You can find many interesting results from the MetaTM team linked from Christopher Rossbach's home page; Rossbach was one of the principal researchers on the MetaTM project. I was particularly fond of these papers:

  • Maximum Benefit from a Minimal HTM. In this paper, the authors conduct a detailed examination of the full Linux kernel running with transactional memory support. They find that:
    even a restricted version of HTM can address the synchronization problems of large, complex code bases by bringing the performance of fine-grained locking to coarse critical regions.

    A small runtime system can provide a simple, unbounded programming model for user-level transactions. Unbounded transactions proceed with the speed of HTM for most transactions and gracefully degrade in performance for those that overflow hardware resources.

  • Is Transactional Programming Actually Easier?. In this paper, which is more a "psychology of computer programming" approach, the authors investigate how programmers adapt to using transactional memory as a programming primitive. They observed that:
    students found transactions harder to use than coarse-grain locks, but slightly easier to use than fine-grained locks.
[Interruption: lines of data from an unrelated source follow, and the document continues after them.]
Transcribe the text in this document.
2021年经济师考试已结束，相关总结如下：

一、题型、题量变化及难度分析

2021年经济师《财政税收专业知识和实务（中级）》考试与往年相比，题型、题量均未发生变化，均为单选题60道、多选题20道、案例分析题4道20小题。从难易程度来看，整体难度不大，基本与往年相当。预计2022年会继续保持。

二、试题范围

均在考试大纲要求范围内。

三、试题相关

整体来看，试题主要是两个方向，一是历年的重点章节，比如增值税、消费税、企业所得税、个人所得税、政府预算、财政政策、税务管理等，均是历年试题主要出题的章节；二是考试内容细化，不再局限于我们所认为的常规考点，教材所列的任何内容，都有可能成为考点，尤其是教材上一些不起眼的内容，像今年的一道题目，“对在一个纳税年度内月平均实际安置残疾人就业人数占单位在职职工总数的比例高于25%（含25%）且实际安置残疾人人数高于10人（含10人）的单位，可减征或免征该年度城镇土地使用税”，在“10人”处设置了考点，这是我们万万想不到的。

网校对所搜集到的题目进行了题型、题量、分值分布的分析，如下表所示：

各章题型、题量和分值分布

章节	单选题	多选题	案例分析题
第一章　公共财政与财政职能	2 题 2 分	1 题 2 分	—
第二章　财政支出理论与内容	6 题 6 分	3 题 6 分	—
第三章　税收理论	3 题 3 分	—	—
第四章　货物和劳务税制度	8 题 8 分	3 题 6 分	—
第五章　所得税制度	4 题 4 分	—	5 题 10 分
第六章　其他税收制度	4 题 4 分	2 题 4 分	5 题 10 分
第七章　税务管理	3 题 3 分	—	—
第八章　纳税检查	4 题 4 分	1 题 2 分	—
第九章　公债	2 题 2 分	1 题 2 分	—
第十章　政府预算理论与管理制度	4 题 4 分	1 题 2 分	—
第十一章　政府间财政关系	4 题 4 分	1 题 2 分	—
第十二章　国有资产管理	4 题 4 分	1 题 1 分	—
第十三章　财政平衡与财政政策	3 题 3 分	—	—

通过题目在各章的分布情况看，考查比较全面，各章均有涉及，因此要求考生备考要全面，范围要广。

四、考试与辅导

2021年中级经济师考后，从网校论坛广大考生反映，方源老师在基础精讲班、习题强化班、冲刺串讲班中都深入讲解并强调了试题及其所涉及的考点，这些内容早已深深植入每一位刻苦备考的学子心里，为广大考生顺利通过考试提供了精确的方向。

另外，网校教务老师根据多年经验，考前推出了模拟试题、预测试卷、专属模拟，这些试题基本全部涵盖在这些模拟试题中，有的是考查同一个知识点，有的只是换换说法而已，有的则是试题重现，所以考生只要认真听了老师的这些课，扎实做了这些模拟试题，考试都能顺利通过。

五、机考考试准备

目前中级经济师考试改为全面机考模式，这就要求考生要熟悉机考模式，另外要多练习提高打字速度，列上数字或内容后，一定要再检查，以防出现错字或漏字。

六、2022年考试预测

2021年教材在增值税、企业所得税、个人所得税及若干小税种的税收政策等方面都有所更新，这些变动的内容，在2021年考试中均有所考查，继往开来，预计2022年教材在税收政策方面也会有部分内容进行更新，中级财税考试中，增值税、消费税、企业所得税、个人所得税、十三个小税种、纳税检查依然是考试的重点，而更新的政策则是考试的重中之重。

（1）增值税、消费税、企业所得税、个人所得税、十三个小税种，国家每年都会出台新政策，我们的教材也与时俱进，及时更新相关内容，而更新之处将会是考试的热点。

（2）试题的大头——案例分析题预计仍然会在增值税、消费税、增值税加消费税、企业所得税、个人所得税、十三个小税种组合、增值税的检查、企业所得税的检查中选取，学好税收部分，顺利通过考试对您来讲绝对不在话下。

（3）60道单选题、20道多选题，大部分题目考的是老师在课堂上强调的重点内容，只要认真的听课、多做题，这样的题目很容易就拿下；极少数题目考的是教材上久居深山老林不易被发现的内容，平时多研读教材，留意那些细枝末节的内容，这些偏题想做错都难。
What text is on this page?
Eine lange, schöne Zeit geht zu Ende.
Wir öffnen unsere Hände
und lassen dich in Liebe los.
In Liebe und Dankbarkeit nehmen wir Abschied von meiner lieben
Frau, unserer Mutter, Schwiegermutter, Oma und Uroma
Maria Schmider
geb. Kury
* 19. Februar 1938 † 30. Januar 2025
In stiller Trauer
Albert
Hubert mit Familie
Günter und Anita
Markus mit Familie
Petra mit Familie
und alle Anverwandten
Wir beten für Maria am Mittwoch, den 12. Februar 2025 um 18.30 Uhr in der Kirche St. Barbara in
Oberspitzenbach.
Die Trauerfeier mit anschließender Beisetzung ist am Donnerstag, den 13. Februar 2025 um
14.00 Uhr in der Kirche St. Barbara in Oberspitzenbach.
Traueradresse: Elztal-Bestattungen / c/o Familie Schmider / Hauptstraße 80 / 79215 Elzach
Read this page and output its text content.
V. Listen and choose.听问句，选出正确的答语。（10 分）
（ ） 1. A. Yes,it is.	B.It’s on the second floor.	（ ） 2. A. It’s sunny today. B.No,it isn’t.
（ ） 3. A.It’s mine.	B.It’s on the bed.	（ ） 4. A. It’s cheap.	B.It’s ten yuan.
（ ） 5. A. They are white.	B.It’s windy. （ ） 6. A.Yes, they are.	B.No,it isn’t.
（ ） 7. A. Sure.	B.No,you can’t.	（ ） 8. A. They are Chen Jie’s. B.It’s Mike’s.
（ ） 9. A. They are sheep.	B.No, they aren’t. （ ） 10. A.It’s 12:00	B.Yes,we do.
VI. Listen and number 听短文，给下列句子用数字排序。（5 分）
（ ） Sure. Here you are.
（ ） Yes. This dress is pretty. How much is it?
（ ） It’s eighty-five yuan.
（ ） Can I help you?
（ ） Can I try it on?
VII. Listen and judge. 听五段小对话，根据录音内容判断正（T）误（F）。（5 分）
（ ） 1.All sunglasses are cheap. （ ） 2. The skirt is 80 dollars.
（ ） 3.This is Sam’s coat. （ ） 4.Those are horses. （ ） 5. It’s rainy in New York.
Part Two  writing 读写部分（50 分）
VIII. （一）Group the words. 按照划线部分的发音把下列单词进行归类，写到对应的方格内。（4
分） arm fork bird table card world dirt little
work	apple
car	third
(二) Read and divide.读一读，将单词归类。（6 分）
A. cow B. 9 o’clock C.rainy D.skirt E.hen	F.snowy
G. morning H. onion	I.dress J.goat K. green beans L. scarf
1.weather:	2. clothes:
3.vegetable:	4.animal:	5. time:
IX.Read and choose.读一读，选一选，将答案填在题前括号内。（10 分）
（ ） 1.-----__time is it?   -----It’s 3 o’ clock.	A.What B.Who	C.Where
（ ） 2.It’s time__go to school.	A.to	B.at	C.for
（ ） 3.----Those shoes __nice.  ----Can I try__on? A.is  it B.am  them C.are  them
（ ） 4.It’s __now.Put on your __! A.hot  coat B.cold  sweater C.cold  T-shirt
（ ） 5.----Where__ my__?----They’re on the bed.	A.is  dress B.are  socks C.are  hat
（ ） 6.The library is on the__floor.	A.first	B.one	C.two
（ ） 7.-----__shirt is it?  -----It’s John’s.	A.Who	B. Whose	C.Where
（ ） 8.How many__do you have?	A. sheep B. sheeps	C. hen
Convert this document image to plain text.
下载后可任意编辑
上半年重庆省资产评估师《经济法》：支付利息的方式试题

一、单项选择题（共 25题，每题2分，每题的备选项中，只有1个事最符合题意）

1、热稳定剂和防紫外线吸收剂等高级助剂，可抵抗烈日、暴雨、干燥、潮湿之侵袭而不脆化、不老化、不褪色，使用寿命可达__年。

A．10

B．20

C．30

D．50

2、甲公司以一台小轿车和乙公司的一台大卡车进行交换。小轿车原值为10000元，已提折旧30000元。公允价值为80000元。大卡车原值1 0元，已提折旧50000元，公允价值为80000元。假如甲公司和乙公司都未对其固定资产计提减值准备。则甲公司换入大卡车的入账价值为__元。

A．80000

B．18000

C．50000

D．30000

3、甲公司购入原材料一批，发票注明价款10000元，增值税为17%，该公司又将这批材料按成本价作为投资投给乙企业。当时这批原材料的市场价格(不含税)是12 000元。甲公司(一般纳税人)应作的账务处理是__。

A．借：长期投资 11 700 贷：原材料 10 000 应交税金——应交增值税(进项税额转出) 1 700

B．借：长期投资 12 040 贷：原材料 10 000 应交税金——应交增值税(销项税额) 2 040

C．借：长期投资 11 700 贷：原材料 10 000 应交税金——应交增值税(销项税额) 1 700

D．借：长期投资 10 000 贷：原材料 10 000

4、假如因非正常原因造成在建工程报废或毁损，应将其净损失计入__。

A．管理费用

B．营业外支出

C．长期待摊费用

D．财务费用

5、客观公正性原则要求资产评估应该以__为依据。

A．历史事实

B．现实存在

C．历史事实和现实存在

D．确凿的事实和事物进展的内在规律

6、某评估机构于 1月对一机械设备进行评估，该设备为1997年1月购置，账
    Detailed examination of synchronization errors in the students' code tells a rather different story. Overwhelmingly, the number and types of programming errors the students made was much lower for transactions than for locks. On a similar programming problem, over 70% of students made errors with fine-grained locking, while less than 10% made errors with transactions.

When it comes to concurrency, ease of programming, and, more crucially, ease of correct programming is paramount, so it's great that the MetaTM team have been evaluating these impacts.

What sorts of programming projects are likely to arise from the increasing availability of transactional memory? Jeremy Manson, in an article on his blog, speculates that:

There is also likely to be a renaissance in lock-free data structures. Currently, lock-free data structures are pretty much all built on top of one non-blocking atomic instruction: the compare-and-swap (LOCK: CMPXCHG on x86, or AtomicReference.compareAndSet() to Java programmers). Trying to shoehorn everything you might want to do atomically into a single instruction that operates on one word has led to some very interesting data structures over the last 20 years or so, but is really the wrong way to solve the problem.

Meanwhile, we should start to see an increasing amount of hard evidence about how much benefit transactional memory can provide, and when. A few years ago, Cliff Click of Azul presented some of their early experiences. One of the Azul findings, discussed on Click's blog, was that implementations that depended on cache size were problematic, although most algorithms could be revised in small ways to significantly improve performance:

Users don't write "TM-friendly" code. Neither do library writers. For example the "modcount" field in Hashtable is bumped for every update in the Hashtable. For a large Hashtable we can expect most mods to be in unrelated portions of the Hashtable. i.e., without the modcount field update we would expect the HTM to allow parallel 'put' operations. With the modcount field update, 'put' operations always have a true data conflict

...

Many times a small rewrite to remove the conflict makes the HTM useful. But this blows the "dusty deck" code - people just want their old code to run faster. The hard part here is getting customers to accept that a code rewrite is needed. Once they are over that mental hump, once a code rewrite is "on the table" - then the customers go whole-hog. Why make the code XTN-friendly when they can make it lock-friendly as well, and have it run fine on all gear (and not just HTM-enabled gear)?

Multicore systems are here to stay, and the software field is racing furiously to understand how to use these systems effectively. The stakes are high: the systems that are best able to take advantage of modern multicore systems are the ones that will be used and will endure and succeed. It's not a certainty that transactional memory is the best approach, but it is a powerful and compelling technique, and as it starts to find widespread deployment, understanding what it is and how it works is quite interesting.